Le projet gouvernemental représenterait un bouleversement complet du fonctionnement actuel de la Fonction publique ouvrant la porte à l’arbitraire et à l’opacité en matière de gestion des personnels. En attaquant le paritarisme, le gouvernement s’attaque d’abord et avant tout aux droits des personnels, mais aussi à une certaine conception de la Fonction Publique que nous défendons.

Avec le SNES et la FSU, s’informer et agir

  • Suppression du paritarisme, vos droits menacés, les annonces gouvernementales décryptées en vidéo par le SNES-FSU



  • En diverses occasions, l’action des commissaires paritaires vous a permis de voir vos droits respectés (promotions, mutations etc) envoyez-nous votre témoignage

    Les premiers témoignages reçus
    * J’ai postulé cette année à la classe exceptionnelle 1° vivier . Je me suis aperçue qu’il manquait des éléments dans mon dossier (mes 7 années passées en ZEP n’étaient pas mentionnées ) . J’ai contacté le SNES, qui a été très actif :- un collègue m’a appelé dès le lendemain et quelqu’un s’est déplacé au rectorat pour signaler cet incident .Une dizaine de jours après ,mon dossier était correct , l’erreur avait été réparée. La présence de membres du SNES dans les commissions est primordiale pour défendre les collègues et contrôler les dossiers.
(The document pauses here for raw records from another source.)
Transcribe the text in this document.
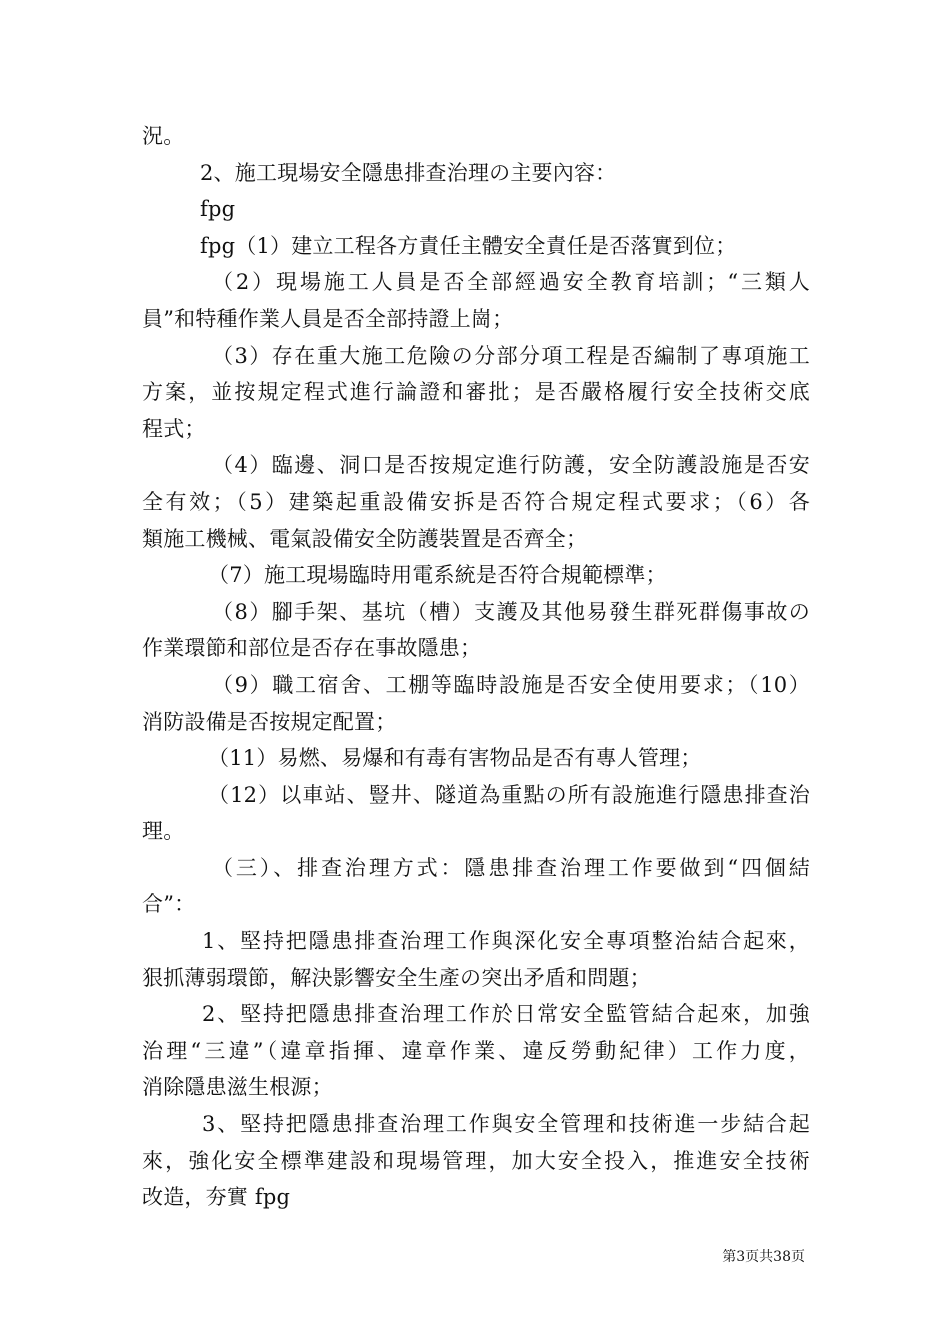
況。
2、施工現場安全隱患排查治理の主要內容：
fpg
fpg（1）建立工程各方責任主體安全責任是否落實到位；
（2）現場施工人員是否全部經過安全教育培訓；“三類人
員”和特種作業人員是否全部持證上崗；
（3）存在重大施工危險の分部分項工程是否編制了專項施工
方案，並按規定程式進行論證和審批；是否嚴格履行安全技術交底
程式；
（4）臨邊、洞口是否按規定進行防護，安全防護設施是否安
全有效；（5）建築起重設備安拆是否符合規定程式要求；（6）各
類施工機械、電氣設備安全防護裝置是否齊全；
（7）施工現場臨時用電系統是否符合規範標準；
（8）腳手架、基坑（槽）支護及其他易發生群死群傷事故の
作業環節和部位是否存在事故隱患；
（9）職工宿舍、工棚等臨時設施是否安全使用要求；（10）
消防設備是否按規定配置；
（11）易燃、易爆和有毒有害物品是否有專人管理；
（12）以車站、豎井、隧道為重點の所有設施進行隱患排查治
理。
（三）、排查治理方式：隱患排查治理工作要做到“四個結
合”：
1、堅持把隱患排查治理工作與深化安全專項整治結合起來，
狠抓薄弱環節，解決影響安全生產の突出矛盾和問題；
2、堅持把隱患排查治理工作於日常安全監管結合起來，加強
治理“三違”（違章指揮、違章作業、違反勞動紀律）工作力度，
消除隱患滋生根源；
3、堅持把隱患排查治理工作與安全管理和技術進一步結合起
來，強化安全標準建設和現場管理，加大安全投入，推進安全技術
改造，夯實 fpg
第3页共38页
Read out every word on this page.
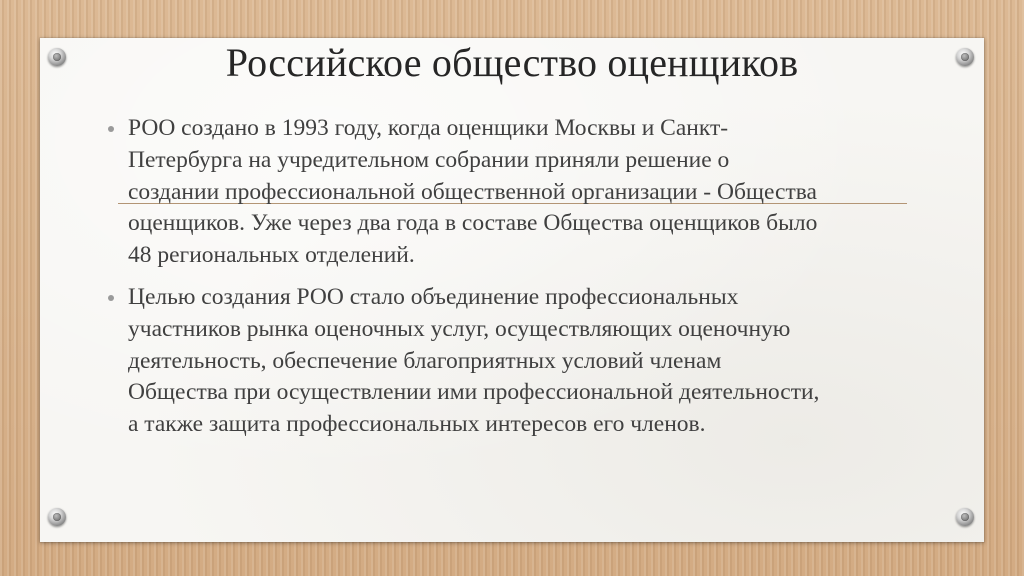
Российское общество оценщиков
РОО создано в 1993 году, когда оценщики Москвы и Санкт-Петербурга на учредительном собрании приняли решение о создании профессиональной общественной организации - Общества оценщиков. Уже через два года в составе Общества оценщиков было 48 региональных отделений.
Целью создания РОО стало объединение профессиональных участников рынка оценочных услуг, осуществляющих оценочную деятельность, обеспечение благоприятных условий членам Общества при осуществлении ими профессиональной деятельности, а также защита профессиональных интересов его членов.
* J’avais fait une demande de mutation et à ma grande surprise, ma situation de rapprochement de conjoint n’avait pas été prise en compte dans le calcul du barème. Pour quelle raison ? J’aurais été bien en peine de le dire. N’ayant pas reçu de réponse à un précédent mail au rectorat demandant une clarification des conditions d’attribution de cette bonification pour rapprochement de conjoint, je me disais qu’un nouveau message au rectorat resterait sans doute lettre morte et je m’apprêtais, fataliste, à accepter mon injuste sort. Décidément, je n’étais pas près d’avoir une mutation. Mon mari allait devoir continuer à subir ses deux heures trente de transport en commun quotidiennes pendant encore bien des années et mon espoir de le voir rentrer le soir avant le coucher des enfants dans un avenir proche était bel et bien illusoire...
Quand miracle, j’ai reçu un coup de téléphone d’un commissaire paritaire du Snes, syndicat auquel j’avais envoyé une copie de mon dossier de mutation, qui m’a expliqué que la pièce justificative de l’emploi de mon mari n’avait pas été jugée suffisante et qu’il me fallait en renvoyer d’autres ! Qu’à cela ne tienne. En quelques minutes, les pièces étaient envoyées et quelques jours plus tard, ma bonification pour rapprochement de conjoint était prise en compte.
Mais non, ce n’était pas un miracle. C’était le fruit du travail mené avec grand sérieux et réactivité par les élus syndicaux de la commission paritaire pour que les mutations ne ressemblent pas à un jeu de hasard et que tous les professeurs puissent avoir accès à des informations précises et claires concernant les règles qui régissent leur carrière et leur mobilité.
Merci pour votre travail et merci d’œuvrer dans l’ombre à la défense de nos droits alors que bien souvent pris dans le tourbillon de la vie et « le nez dans le guidon » à ne penser qu’à boucler une séquence pour le bac afin de promouvoir l’égalité des chances dans nos classes, on en viendrait à y renoncer justement pour nous-mêmes à cette égalité qui est l’expression de notre chance de vivre dans une République.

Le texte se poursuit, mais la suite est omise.